Le peuple grec, héritier des fondateurs de cette civilisation sensée être si chère et précieuse au coeur de tous les hommes de Brest à Bucarest, crève aujourd'hui dans l'indifférence la plus complète et la plus générale.
Athènes brûle, les files d'attente devant les magasins d'alimentation s'allongent, les salaires sont sabrés quand ils sont encore payés, le pays est mis sous la tutelle des oligarques financiers, on humilie quotidiennement la population privée de toute souveraineté... et non seulement cette situation ne suscite aucun élan de solidarité mais qui plus est, elle est accompagnée, dans les autres pays d'européens, d'un curieux et émétique mélange de lâche soulagement et de défoulement hargneux. Le soulagement, c'est celui du piéton qui se réjouit que ce soit son voisin de trottoir qui ait été fauché par un chauffard. « Plutôt lui que moi... Tant que c'est lui, ce n'est pas moi... Ce n'est pas passé loin mais je m'en sors bien... » soupire-t-il alors avant de rentrer à la maison se coller au fond du canapé et devant son téléviseur. Le défoulement c'est celui de l'imbécile qui a bien bu, avalé et digéré la bouillie médiatique expliquant que les grecs étaient « responsables » de leur situation, qu'à force de « profiter » et de « tricher », il fallait bien qu'ils « payent un jour l'addition » et que n'ayant jamais faits d'efforts il était bien normal et fort juste qu'on leur en demande aujourd'hui de drastiques... Et chacun de répéter, avec le petit air hautain et convaincu de celui qui sait, à qui on ne la fait pas, sa petite et si originale histoire de maison éternellement en chantier pour échapper à la fiscalité ou de faux aveugles touchants de somptuaires pensions... Non seulement, au fond, « ils l'ont bien mérité » mais en plus, ces cons, avec leur huile d'olive frelatée et leurs combines minables, ils ont bien failli mettre en danger notre portefeuille à nous, notre petit confort, notre « pouvoir d'achat »! Quelle bande de salopards! On devrait les virer de l'UE pour la peine! De toute façon, tous ces gens du sud, pas très propres, fainéants comme des couleuvres, des hispagouins aux ritals, on ne peut jamais compter sur eux, encore moins pour relancer la croissance! Ces pays là, c'est sympa pour y boire un coup et photographier de vieilles pierres, mais y'a rien à en tirer en terme d'efficience économique et de dynamisme financier... D'ailleurs les grands humanistes du FMI et de Goldman Sachs l'ont bien dit! C'est un coup à se prendre une mauvaise note par tonton Moody's!
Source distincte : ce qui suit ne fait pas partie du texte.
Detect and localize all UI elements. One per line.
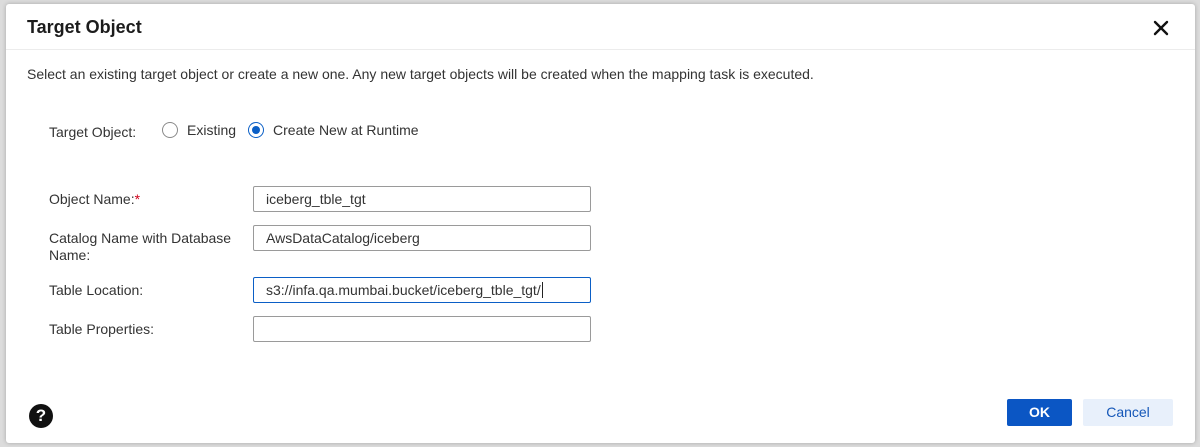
- create-new-radio-label: Create New at Runtime: [273, 122, 419, 138]
- catalog-name-label-line1: Catalog Name with Database: [49, 230, 232, 246]
- text-caret: [541, 282, 543, 298]
- catalog-name-value: AwsDataCatalog/iceberg: [266, 230, 420, 246]
- table-location-value: s3://infa.qa.mumbai.bucket/iceberg_tble_…: [266, 282, 541, 298]
- catalog-name-label: Catalog Name with Database Name:: [49, 230, 231, 264]
- object-name-value: iceberg_tble_tgt: [266, 191, 366, 207]
- target-object-dialog: Target Object Select an existing target …: [6, 4, 1195, 443]
- target-object-radio-group: Existing Create New at Runtime: [162, 122, 431, 138]
- existing-radio-label: Existing: [187, 122, 237, 138]
- radio-option-create-new[interactable]: Create New at Runtime: [248, 122, 419, 138]
- table-location-field[interactable]: s3://infa.qa.mumbai.bucket/iceberg_tble_…: [253, 277, 591, 303]
- required-marker: *: [134, 191, 141, 207]
- object-name-label-text: Object Name:: [49, 191, 135, 207]
- radio-option-existing[interactable]: Existing: [162, 122, 236, 138]
- table-properties-field[interactable]: [253, 316, 591, 342]
- dialog-title: Target Object: [27, 17, 142, 37]
- target-object-label: Target Object:: [49, 124, 137, 140]
- catalog-name-field[interactable]: AwsDataCatalog/iceberg: [253, 225, 591, 251]
- ok-button[interactable]: OK: [1007, 399, 1072, 426]
- table-location-label: Table Location:: [49, 282, 144, 298]
- dialog-description: Select an existing target object or crea…: [27, 66, 814, 82]
- help-icon[interactable]: ?: [29, 404, 53, 428]
- table-properties-label: Table Properties:: [49, 321, 155, 337]
- create-new-radio[interactable]: [248, 122, 265, 138]
- header-divider: [6, 49, 1195, 50]
- existing-radio[interactable]: [162, 122, 178, 138]
- catalog-name-label-line2: Name:: [49, 247, 91, 263]
- object-name-label: Object Name:*: [49, 191, 140, 207]
- cancel-button[interactable]: Cancel: [1083, 399, 1173, 426]
- object-name-field[interactable]: iceberg_tble_tgt: [253, 186, 591, 212]
- close-icon[interactable]: [1150, 17, 1172, 39]
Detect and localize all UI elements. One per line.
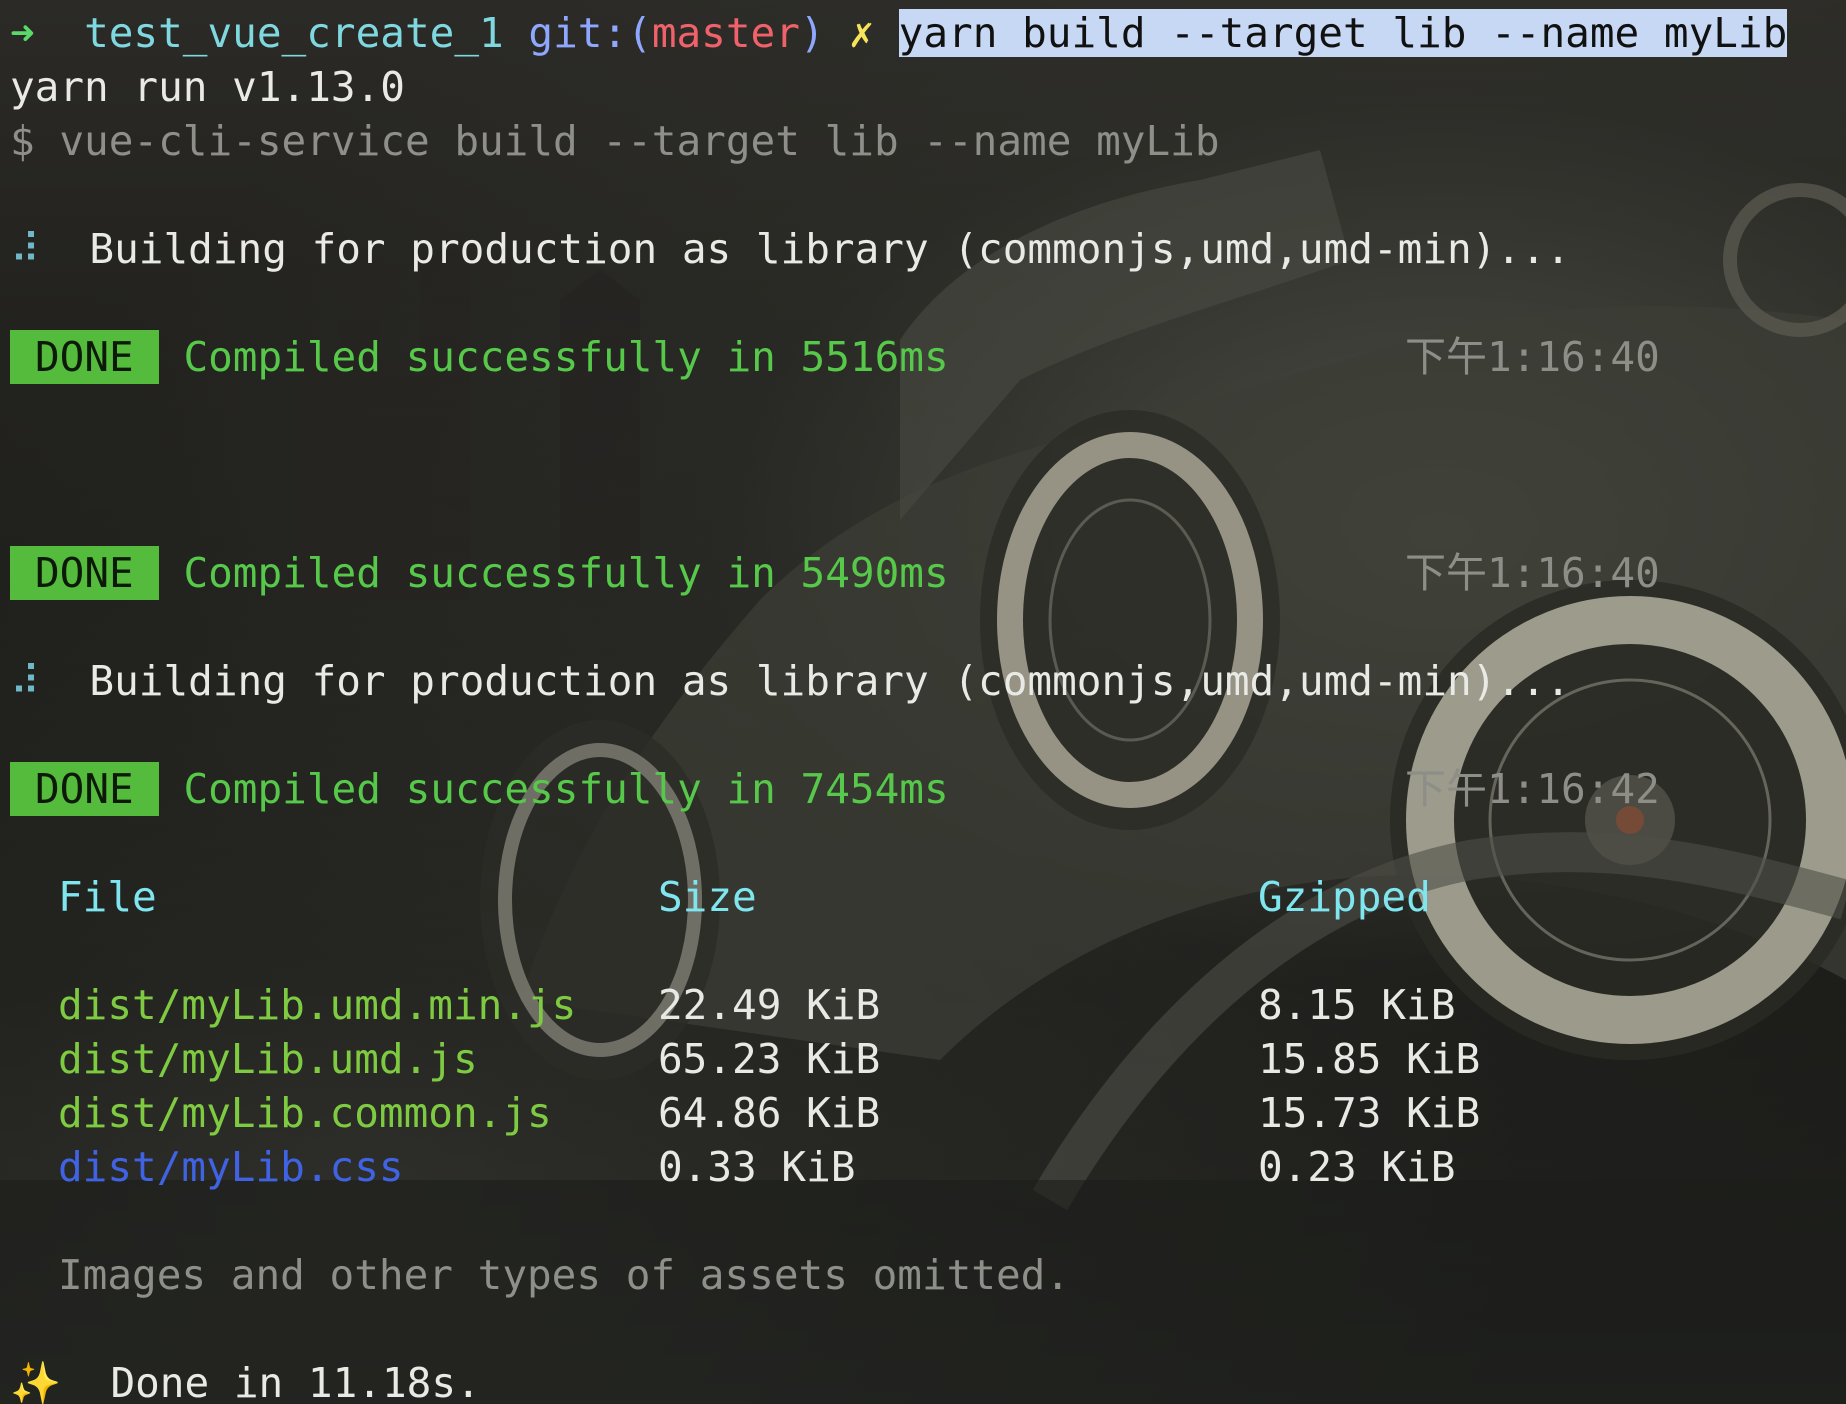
done-badge: DONE <box>10 330 159 384</box>
done-line-3: DONE Compiled successfully in 7454ms <box>10 762 949 816</box>
table-header-gzipped: Gzipped <box>1258 873 1431 921</box>
table-row-gzipped: 15.73 KiB <box>1258 1089 1481 1137</box>
command-prompt-line[interactable]: ➜ test_vue_create_1 git:(master) ✗ yarn … <box>10 6 1788 60</box>
table-row-size: 0.33 KiB <box>658 1143 856 1191</box>
table-header-size: Size <box>658 873 757 921</box>
table-row-gzipped: 8.15 KiB <box>1258 981 1456 1029</box>
table-row-size: 22.49 KiB <box>658 981 881 1029</box>
table-row-file: dist/myLib.common.js <box>58 1089 552 1137</box>
done-line-1: DONE Compiled successfully in 5516ms <box>10 330 949 384</box>
yarn-version-line: yarn run v1.13.0 <box>10 63 405 111</box>
table-header-file: File <box>58 873 157 921</box>
assets-omitted-note: Images and other types of assets omitted… <box>58 1251 1071 1299</box>
git-label-close: ) <box>799 9 825 57</box>
spinner-icon: ⠼ <box>10 657 41 705</box>
done-badge: DONE <box>10 546 159 600</box>
dirty-mark-icon: ✗ <box>849 9 874 57</box>
timestamp-3: 下午1:16:42 <box>1405 765 1660 813</box>
done-line-2: DONE Compiled successfully in 5490ms <box>10 546 949 600</box>
table-row-gzipped: 15.85 KiB <box>1258 1035 1481 1083</box>
prompt-arrow-icon: ➜ <box>10 9 35 57</box>
terminal-window[interactable]: ➜ test_vue_create_1 git:(master) ✗ yarn … <box>0 0 1846 1404</box>
building-line-2: ⠼ Building for production as library (co… <box>10 654 1570 708</box>
exec-command-line: $ vue-cli-service build --target lib --n… <box>10 117 1220 165</box>
done-time-text: Done in 11.18s. <box>110 1359 481 1404</box>
git-branch: master <box>651 9 800 57</box>
git-label: git:( <box>528 9 652 57</box>
table-row-size: 65.23 KiB <box>658 1035 881 1083</box>
done-summary-line: ✨ Done in 11.18s. <box>10 1356 481 1404</box>
compiled-message: Compiled successfully in 5490ms <box>183 549 949 597</box>
selected-command-text[interactable]: yarn build --target lib --name myLib <box>898 9 1788 57</box>
table-row-file: dist/myLib.umd.js <box>58 1035 478 1083</box>
building-line-1: ⠼ Building for production as library (co… <box>10 222 1570 276</box>
spinner-icon: ⠼ <box>10 225 41 273</box>
done-badge: DONE <box>10 762 159 816</box>
table-row-size: 64.86 KiB <box>658 1089 881 1137</box>
timestamp-1: 下午1:16:40 <box>1405 333 1660 381</box>
sparkle-icon: ✨ <box>10 1359 62 1404</box>
table-row-gzipped: 0.23 KiB <box>1258 1143 1456 1191</box>
table-row-file: dist/myLib.css <box>58 1143 404 1191</box>
compiled-message: Compiled successfully in 7454ms <box>183 765 949 813</box>
timestamp-2: 下午1:16:40 <box>1405 549 1660 597</box>
current-directory: test_vue_create_1 <box>84 9 504 57</box>
building-text: Building for production as library (comm… <box>89 225 1571 273</box>
building-text: Building for production as library (comm… <box>89 657 1571 705</box>
table-row-file: dist/myLib.umd.min.js <box>58 981 577 1029</box>
compiled-message: Compiled successfully in 5516ms <box>183 333 949 381</box>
Au fond, ce serait si bien si on pouvait se débarrasser de ces peuplades de pue-des-pieds pour ne rester qu'entre gens biens, avec de beaux industriels allemands, bien sérieux et besogneux, et d'habiles diamantaires flamands, bien gras et économes... Mais ne rêvons pas trop...
En fait, après réflexion, le « sentiment européen » existe bien malgré tout, il consiste à vénérer ses riches voisins, non pas parce qu'on les aime vraiment mais parce que, au moins, on se dit qu'on pourra leur taper la pièce en cas de coup dur , et à mépriser ses cousins pauvres, qui ne servent strictement à rien... Le « sentiment européen » aujourd'hui, c'est l'esprit bourgeois à l'échelle d'un continent.